Another major project was a mural on the side of the school building. OSU students and the kids painted a “Grown in Puerto Rico” map, which displays crop regions on the island and was inspired the by the "Grown in Oregon" map produced by Oregon Ag in the Classroom Foundation (pictured below).
Funding for the trip came from various sources, including college and program donations and a USDA Multicultural Scholars Grant. Many students with AgSci majors and minors received generous funding from ER Jackman Friends & Alumni and the Global Experiences Fund.
The interdisciplinary approach to the trip enhanced the resourcefulness aspect, and the community aspect as well. “Students were able to see problem-solving through different perspectives beyond their majors. Also, on previous trips we travelled the island, but for this trip, we mostly stayed in one area, which gave the students a deep sense of family and community,” said Gaebel, who is the Director of Strategic Initiatives at the Career Development Center.
Much of that sense of community came from close local ties. Ingrid Arocho, a professor in the School of Civil & Construction Engineering, and her husband Alexis Adames are both from San Sebastian. Ingrid led several projects at the school, including building a sidewalk, repairing a roof, and creating a cover for the cistern out of materials found on site. Alexis was instrumental in gathering materials for the projects, and they both helped facilitate communications and logistics. On the final day of the trip, Alexis’ parents invited the entire OSU group to their house for dinner.

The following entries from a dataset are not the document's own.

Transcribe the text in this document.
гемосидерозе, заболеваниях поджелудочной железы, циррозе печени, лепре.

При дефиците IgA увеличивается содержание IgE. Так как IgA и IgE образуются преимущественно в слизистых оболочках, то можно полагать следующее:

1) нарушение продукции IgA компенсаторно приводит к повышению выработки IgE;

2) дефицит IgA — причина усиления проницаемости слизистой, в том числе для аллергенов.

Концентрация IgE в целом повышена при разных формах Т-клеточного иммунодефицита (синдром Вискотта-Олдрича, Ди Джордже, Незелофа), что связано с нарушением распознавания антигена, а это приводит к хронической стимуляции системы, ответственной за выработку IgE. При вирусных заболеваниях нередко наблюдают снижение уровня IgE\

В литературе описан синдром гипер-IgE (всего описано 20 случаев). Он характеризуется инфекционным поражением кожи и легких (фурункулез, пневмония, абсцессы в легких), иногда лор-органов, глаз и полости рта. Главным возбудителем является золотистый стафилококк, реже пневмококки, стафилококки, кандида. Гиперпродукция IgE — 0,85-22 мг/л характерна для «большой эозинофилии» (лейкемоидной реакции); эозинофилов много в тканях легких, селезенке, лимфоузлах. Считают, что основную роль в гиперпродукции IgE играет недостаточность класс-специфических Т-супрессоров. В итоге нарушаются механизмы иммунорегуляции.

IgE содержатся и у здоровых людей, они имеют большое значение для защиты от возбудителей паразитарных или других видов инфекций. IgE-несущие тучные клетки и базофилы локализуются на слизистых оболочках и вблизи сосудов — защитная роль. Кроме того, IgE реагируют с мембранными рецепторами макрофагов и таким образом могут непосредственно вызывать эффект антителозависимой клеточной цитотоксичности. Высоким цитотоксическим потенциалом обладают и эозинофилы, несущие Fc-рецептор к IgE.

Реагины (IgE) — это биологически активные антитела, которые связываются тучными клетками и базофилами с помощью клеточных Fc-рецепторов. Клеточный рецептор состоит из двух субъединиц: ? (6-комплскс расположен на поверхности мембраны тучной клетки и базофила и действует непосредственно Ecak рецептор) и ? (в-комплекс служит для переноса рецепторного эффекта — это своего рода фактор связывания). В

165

The group also visited the University of Puerto Rico Mayaguez and an experiment station, where students found that years-long experiments and research had been destroyed. "The labs at the station were missing ceiling tiles, and mudlines marked the walls," said Johannah Hamilton, a PhD student in public policy with a focus on rural agricultural policy.
Johannah is fluent in Spanish and was one of several student translators on the trip. Undergraduate students Jasmin Huila, Cecilia Morales Barajas, and Metzin Rodriguez Cardoso also translated, and helped the OSU group work through the language barrier. Johannah was amazed by the spirit of the Puerto Rican people, but reported that many of her University of Puerto Rico Mayaguez student counterparts felt marginalized by the leftover destruction. "No where else in the U.S. would things be left this way," she said.

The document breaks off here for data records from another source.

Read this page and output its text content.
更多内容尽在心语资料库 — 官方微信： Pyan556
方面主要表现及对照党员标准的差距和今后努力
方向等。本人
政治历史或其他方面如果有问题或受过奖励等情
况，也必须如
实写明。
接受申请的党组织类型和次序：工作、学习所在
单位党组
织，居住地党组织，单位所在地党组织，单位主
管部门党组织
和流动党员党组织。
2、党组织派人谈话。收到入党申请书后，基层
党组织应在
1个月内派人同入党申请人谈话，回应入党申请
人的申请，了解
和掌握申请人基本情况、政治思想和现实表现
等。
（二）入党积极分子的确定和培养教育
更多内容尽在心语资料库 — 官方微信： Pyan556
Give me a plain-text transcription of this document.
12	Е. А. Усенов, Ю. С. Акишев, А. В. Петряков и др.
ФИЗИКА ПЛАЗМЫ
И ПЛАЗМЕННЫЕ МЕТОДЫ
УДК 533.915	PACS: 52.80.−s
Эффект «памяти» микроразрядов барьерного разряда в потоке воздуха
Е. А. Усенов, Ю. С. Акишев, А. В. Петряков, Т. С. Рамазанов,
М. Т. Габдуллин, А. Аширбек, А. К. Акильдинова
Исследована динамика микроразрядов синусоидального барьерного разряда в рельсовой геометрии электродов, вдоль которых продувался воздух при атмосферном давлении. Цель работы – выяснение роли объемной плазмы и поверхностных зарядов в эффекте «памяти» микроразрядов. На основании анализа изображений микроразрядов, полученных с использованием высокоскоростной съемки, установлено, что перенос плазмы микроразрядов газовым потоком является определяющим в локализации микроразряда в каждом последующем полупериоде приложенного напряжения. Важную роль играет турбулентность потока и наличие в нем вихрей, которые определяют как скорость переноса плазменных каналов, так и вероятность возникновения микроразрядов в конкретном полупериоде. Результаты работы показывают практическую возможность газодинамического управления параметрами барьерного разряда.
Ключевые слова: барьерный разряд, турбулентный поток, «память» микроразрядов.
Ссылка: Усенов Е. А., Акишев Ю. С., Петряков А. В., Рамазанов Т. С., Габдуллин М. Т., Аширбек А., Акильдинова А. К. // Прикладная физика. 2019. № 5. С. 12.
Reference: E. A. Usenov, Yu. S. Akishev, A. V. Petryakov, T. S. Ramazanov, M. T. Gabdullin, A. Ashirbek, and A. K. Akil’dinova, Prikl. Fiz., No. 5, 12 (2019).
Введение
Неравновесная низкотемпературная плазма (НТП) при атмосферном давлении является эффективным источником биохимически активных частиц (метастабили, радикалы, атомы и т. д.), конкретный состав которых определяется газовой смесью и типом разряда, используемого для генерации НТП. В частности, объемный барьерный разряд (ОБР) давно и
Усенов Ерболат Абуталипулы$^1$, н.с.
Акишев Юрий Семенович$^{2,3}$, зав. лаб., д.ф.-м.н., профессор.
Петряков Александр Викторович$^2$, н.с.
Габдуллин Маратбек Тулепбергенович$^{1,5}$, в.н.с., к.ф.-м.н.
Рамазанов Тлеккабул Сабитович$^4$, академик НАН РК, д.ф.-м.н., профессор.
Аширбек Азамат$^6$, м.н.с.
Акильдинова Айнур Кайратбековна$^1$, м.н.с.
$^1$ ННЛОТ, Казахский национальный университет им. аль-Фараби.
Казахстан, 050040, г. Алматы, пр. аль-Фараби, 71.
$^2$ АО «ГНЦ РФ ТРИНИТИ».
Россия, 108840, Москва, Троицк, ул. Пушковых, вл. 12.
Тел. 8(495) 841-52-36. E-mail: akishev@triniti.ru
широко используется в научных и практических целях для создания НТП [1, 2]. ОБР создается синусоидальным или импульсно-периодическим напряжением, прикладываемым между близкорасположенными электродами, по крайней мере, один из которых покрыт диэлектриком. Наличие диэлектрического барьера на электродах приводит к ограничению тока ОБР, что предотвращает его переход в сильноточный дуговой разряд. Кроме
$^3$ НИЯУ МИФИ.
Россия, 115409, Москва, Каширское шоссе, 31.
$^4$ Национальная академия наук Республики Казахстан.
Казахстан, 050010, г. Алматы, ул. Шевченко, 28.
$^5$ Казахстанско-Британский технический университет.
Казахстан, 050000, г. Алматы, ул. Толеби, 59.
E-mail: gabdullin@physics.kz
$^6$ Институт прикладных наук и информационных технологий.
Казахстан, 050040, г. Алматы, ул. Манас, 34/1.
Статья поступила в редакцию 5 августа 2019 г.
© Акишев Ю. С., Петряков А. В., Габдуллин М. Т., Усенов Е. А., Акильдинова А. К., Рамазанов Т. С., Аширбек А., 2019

After the OSU group returned home, they learned that 300 schools will be closing across the island. The Jimenez school will remain open, but will absorb 30-40% more students on a budget that is already grossly underfunded.

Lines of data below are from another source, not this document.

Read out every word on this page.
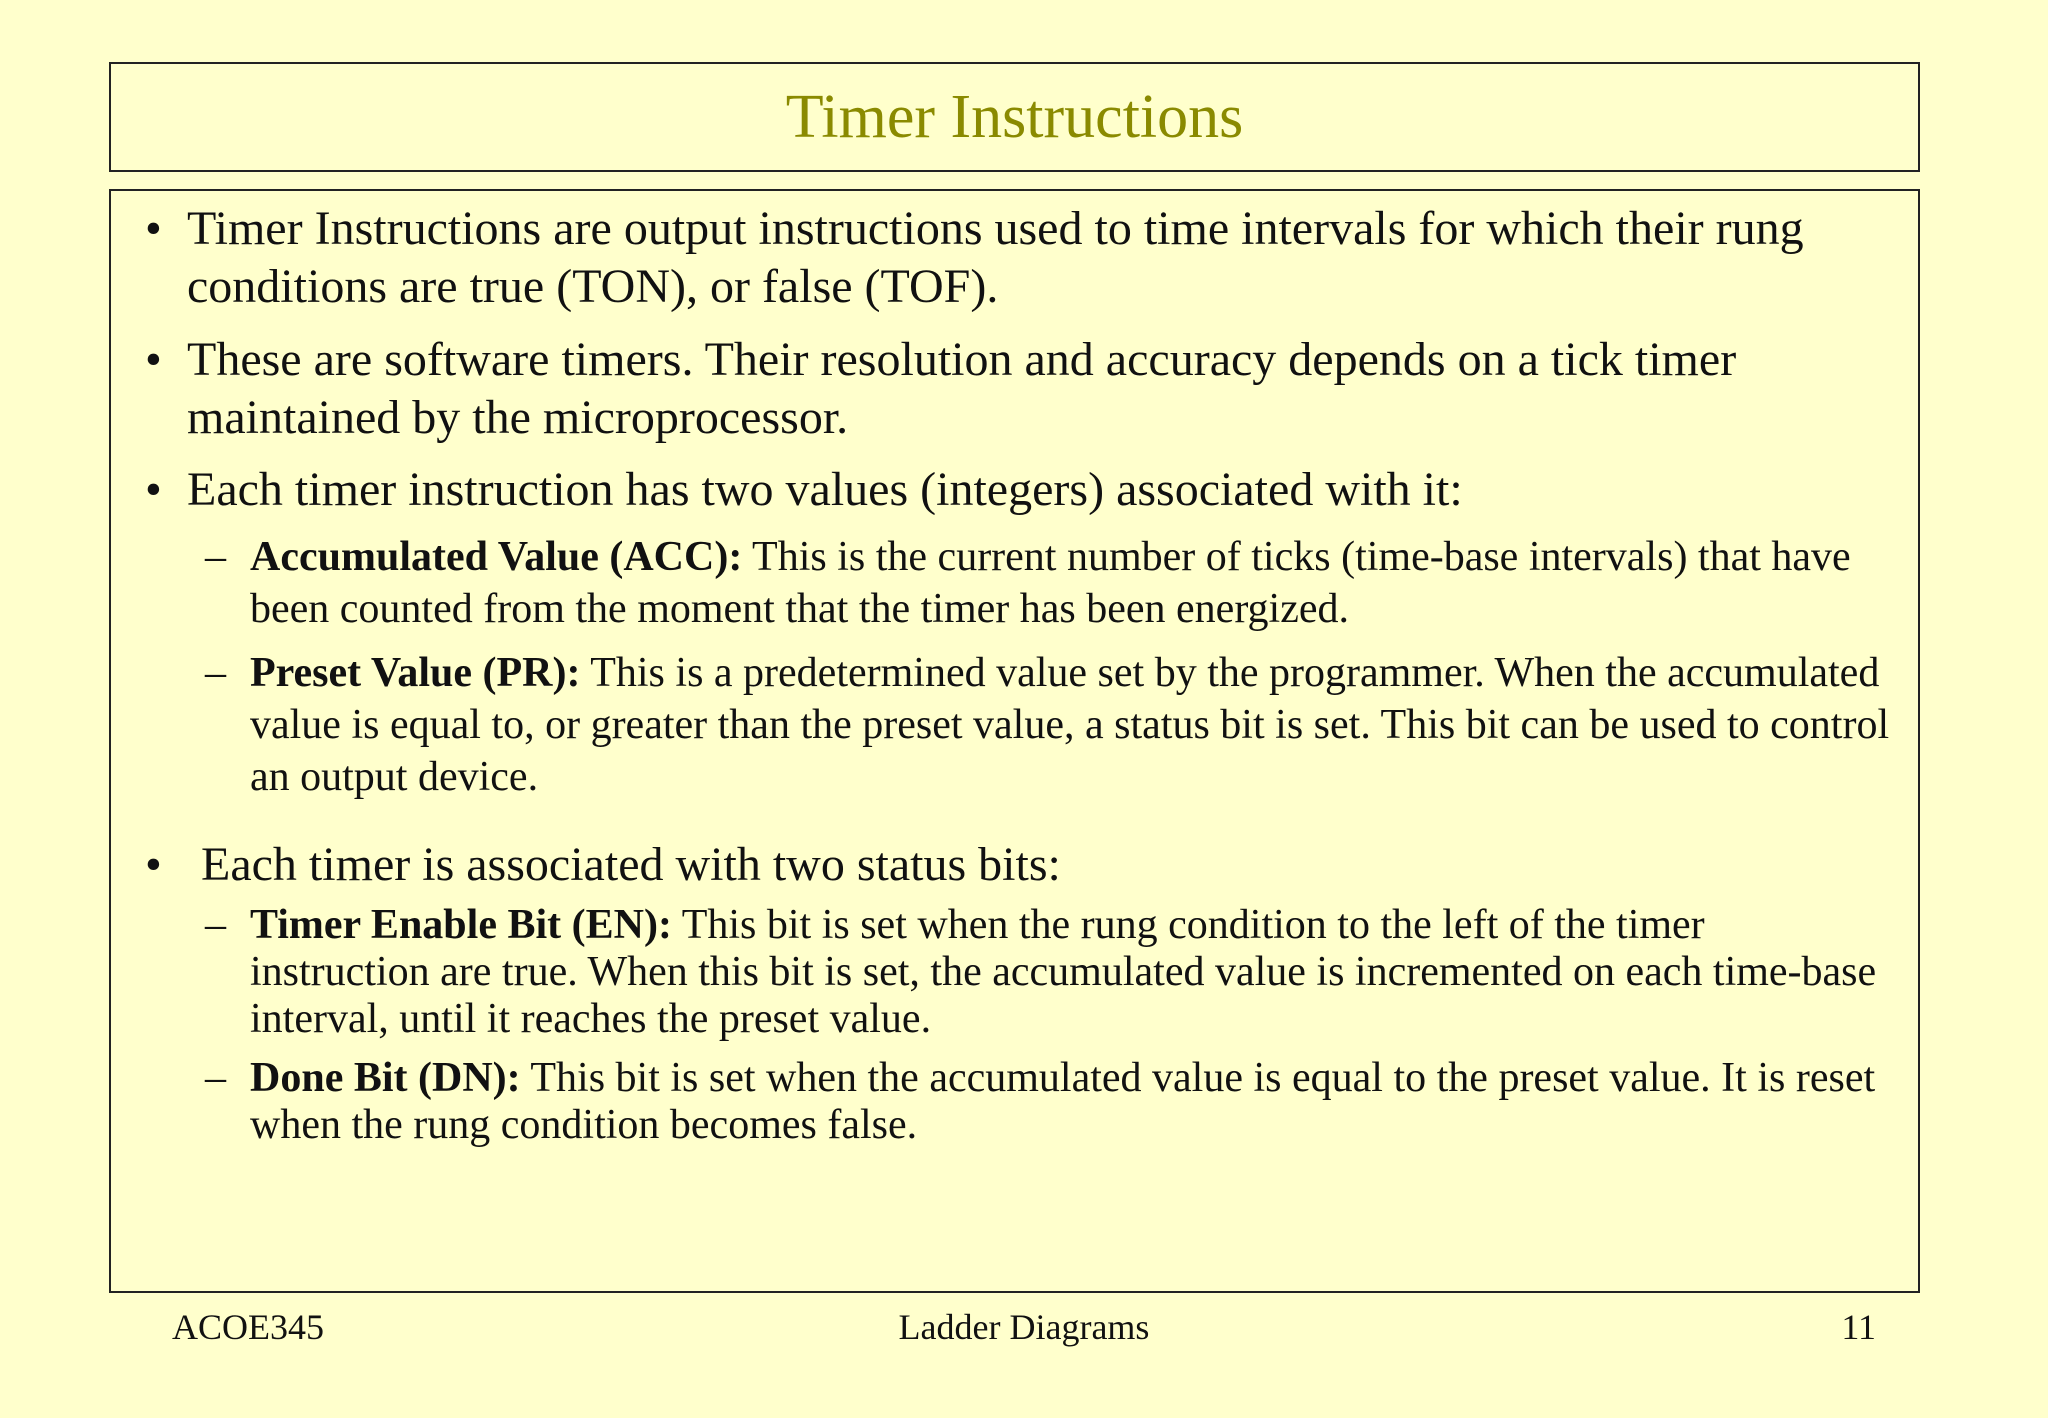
Timer Instructions
• Timer Instructions are output instructions used to time intervals for which their rung conditions are true (TON), or false (TOF).
• These are software timers. Their resolution and accuracy depends on a tick timer maintained by the microprocessor.
• Each timer instruction has two values (integers) associated with it:
– Accumulated Value (ACC): This is the current number of ticks (time-base intervals) that have been counted from the moment that the timer has been energized.
– Preset Value (PR): This is a predetermined value set by the programmer. When the accumulated value is equal to, or greater than the preset value, a status bit is set. This bit can be used to control an output device.
• Each timer is associated with two status bits:
– Timer Enable Bit (EN): This bit is set when the rung condition to the left of the timer instruction are true. When this bit is set, the accumulated value is incremented on each time-base interval, until it reaches the preset value.
– Done Bit (DN): This bit is set when the accumulated value is equal to the preset value. It is reset when the rung condition becomes false.
ACOE345	Ladder Diagrams	11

“I’m hoping our presence shows the importance of ag programs to policymakers. I really learned the importance of agricultural education that responds to the needs of the community,” said Ashley Devery, echoing the core mission of land grant universities.
The agriculture curriculum from the OSU group had a farther reaching impact than the Jimenez school. Edly Santiago, who runs the Ag Ed program at the University of Puerto Rico Mayaguez, led an effort to distribute the kits across the island—including to schools in unreachable areas. Word quickly spread about the work being done.
“Other teachers in the area caught wind of what we were doing and invited OSU to visit their schools in the future,” said Katie Gaebel.
Some of those schools may be closing, but Gaebel is returning in August to continue efforts toward building relationships. She is working with the Ag Ed Teacher's Association to develop continuing education credits for ag teachers, and hopes to keep the connection between agriculture and engineering moving forward.
Another interdisciplinary trip is being planned for December, which will aim curriculum and projects at poultry and organic planting. They hope to build chicken coups that will withstand hurricanes, and develop lessons that teach the basics of organics and small garden farming.